Agreements Including Security or Collateral

The WSLCB posted in its Fall 2018 newsletter that despite being common business practices outside of the cannabis industry, there are significant restrictions on any agreements that use security or collateral. These restrictions include:

  • No cannabis product as security or collateral
  • If a financial agreement mandates business decisions for a licensee (e.g. upon receivership), the non-licensee must be disclosed as a financier
  • If a financial agreement would alter a licensee’s operating plan (e.g. equipment being used as security and subsequently being repossessed), the licensee must apply before making the changes

Consulting, Branding, and Management Contracts Require WSLCB Approval

Also in the Fall 2018 newsletter was a new policy that particularly seems to have flown under the radar, in which the WSLCB states,

Marijuana contracts including (but not limited to) consultant, branding, or management agreements require approval from the WSLCB. Licensees who have a business contract that requires approval can email them to [email protected].

This is a big departure from prior practice and law. SB 5131 was passed in 2017 in included a section (Section 16) that specifically stated licensees could enter into licensing, consulting, and other agreements related to a licensee’s intellectual property (trademarks, brands, patents, etc.), but that the agreements had to be disclosed to the WSLCB. This is also reflected in RCW 69.50.395 which is the bill codified into law. Up until recently, licensees seeking to comply with this law would simply email the agreement in question to the WSLCB and essentially forget about it. In my experience the WSLCB rarely, or perhaps never, followed up on these emails.
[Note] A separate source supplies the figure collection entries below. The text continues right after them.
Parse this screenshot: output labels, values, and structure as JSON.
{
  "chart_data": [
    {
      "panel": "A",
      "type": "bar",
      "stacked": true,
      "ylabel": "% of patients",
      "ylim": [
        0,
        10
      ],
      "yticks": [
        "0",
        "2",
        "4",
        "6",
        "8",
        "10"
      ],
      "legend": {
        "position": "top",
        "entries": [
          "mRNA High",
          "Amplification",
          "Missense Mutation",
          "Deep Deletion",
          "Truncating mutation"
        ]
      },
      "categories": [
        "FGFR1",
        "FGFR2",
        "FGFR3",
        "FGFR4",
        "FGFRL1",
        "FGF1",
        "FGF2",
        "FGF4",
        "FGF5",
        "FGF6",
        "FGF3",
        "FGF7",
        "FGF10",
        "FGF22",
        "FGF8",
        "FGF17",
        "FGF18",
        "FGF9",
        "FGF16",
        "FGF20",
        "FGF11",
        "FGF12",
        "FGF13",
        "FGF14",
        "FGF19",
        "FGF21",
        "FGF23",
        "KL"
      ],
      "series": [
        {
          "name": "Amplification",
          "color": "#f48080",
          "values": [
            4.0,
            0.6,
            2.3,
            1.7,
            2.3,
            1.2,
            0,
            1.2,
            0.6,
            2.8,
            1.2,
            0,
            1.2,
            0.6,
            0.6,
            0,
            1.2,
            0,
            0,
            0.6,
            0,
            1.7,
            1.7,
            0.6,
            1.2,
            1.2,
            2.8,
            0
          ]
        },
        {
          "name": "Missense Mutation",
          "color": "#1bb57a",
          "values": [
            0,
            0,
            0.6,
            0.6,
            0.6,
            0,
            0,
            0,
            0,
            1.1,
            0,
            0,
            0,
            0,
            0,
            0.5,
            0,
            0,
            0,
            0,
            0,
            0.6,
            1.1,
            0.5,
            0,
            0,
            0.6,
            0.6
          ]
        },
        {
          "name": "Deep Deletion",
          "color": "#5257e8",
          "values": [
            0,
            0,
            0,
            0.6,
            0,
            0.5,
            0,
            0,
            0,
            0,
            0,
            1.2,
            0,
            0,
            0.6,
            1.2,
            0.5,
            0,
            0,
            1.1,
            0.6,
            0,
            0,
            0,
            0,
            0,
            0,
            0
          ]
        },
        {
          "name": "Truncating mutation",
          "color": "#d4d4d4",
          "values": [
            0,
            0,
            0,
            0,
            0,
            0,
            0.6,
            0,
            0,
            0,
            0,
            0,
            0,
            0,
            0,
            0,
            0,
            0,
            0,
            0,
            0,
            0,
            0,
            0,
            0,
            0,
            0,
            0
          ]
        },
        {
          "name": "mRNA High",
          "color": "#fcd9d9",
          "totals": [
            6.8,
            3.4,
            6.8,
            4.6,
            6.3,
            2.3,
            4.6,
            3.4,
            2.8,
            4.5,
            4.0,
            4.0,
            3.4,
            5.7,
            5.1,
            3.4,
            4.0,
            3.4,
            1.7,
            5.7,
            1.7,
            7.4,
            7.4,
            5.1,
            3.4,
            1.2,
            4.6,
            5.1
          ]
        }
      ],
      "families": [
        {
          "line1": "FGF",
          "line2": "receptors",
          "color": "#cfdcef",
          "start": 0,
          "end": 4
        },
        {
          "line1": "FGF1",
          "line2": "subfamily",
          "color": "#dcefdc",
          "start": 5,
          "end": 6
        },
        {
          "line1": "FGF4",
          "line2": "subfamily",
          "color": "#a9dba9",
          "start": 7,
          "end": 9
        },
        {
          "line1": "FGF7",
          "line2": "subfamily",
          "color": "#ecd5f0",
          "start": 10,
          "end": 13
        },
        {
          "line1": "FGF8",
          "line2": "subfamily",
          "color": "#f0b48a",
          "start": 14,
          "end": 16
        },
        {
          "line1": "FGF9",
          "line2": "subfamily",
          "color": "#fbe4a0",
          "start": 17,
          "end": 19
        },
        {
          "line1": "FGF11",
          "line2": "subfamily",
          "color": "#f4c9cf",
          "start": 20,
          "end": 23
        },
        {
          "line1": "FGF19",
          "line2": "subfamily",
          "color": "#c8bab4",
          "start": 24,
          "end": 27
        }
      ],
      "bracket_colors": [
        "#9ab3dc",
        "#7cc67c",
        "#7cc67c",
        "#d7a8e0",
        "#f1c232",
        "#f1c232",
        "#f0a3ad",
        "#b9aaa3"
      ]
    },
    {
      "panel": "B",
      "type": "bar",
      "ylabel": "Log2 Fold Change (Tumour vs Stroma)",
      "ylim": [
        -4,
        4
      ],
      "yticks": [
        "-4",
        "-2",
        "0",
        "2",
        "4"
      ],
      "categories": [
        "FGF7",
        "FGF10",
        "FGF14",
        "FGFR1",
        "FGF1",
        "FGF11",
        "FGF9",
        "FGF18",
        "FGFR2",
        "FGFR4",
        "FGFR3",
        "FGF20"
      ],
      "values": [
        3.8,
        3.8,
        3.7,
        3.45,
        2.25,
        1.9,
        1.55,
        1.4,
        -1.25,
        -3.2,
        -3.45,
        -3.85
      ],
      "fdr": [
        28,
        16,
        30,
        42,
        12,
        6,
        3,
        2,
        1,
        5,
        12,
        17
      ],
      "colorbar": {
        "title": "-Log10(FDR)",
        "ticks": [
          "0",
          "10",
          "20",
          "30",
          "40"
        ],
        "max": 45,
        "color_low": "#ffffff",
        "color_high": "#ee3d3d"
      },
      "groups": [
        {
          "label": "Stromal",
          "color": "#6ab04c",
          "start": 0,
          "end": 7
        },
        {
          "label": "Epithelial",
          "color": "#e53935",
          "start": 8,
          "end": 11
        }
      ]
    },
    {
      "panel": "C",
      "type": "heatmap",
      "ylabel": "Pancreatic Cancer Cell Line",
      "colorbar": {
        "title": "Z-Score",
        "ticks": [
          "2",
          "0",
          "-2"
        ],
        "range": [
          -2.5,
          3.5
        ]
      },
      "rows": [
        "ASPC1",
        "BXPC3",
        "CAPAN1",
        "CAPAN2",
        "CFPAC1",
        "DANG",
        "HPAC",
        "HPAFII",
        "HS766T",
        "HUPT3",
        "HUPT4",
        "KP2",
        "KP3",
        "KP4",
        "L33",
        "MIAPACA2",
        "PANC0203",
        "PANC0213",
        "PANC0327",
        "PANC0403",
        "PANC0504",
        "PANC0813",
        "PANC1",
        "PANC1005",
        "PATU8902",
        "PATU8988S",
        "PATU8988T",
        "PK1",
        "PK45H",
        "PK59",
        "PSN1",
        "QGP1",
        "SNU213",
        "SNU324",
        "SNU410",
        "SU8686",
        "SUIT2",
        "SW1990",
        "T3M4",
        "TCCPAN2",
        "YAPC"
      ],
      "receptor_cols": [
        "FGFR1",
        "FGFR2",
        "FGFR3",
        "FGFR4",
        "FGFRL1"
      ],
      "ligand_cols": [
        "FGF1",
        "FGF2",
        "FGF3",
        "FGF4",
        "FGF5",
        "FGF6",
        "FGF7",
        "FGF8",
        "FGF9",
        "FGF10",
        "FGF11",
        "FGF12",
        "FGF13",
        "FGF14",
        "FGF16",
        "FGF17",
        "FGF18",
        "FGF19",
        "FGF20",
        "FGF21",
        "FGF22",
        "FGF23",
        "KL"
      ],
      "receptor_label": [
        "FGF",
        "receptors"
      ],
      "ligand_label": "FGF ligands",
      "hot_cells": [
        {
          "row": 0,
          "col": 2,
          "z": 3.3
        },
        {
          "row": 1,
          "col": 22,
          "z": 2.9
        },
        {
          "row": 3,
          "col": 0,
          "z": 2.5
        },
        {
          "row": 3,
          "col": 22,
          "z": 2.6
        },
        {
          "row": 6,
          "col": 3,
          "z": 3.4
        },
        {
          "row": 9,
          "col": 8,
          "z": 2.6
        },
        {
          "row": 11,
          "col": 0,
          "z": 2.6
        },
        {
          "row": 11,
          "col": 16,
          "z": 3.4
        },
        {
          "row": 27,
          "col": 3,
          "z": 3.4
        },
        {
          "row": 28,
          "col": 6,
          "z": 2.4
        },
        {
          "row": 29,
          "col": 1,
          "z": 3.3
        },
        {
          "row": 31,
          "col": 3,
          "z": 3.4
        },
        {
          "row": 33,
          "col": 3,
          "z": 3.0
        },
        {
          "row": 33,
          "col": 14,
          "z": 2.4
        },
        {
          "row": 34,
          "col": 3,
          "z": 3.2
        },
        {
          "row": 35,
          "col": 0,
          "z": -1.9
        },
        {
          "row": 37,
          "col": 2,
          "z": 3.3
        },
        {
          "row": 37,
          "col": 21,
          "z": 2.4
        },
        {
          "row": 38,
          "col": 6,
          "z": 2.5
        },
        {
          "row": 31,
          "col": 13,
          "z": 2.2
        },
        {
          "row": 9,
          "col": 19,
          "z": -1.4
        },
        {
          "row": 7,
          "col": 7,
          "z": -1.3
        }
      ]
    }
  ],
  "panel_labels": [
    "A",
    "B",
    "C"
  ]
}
But the newsletter took this rule a big step farther, stating that these agreements must not merely be disclosed to the WSLCB, they actually have to be pre-approved. This makes transactions riskier, more problematic, and likely more prone to delay, as anyone that has dealt with the WSLCB knows that things can take a long time. It is debatable whether the WSLCB can actually do this, and one may have a good argument to challenge this policy. But until then, the more risk-averse licensees would do well to note this change in policy.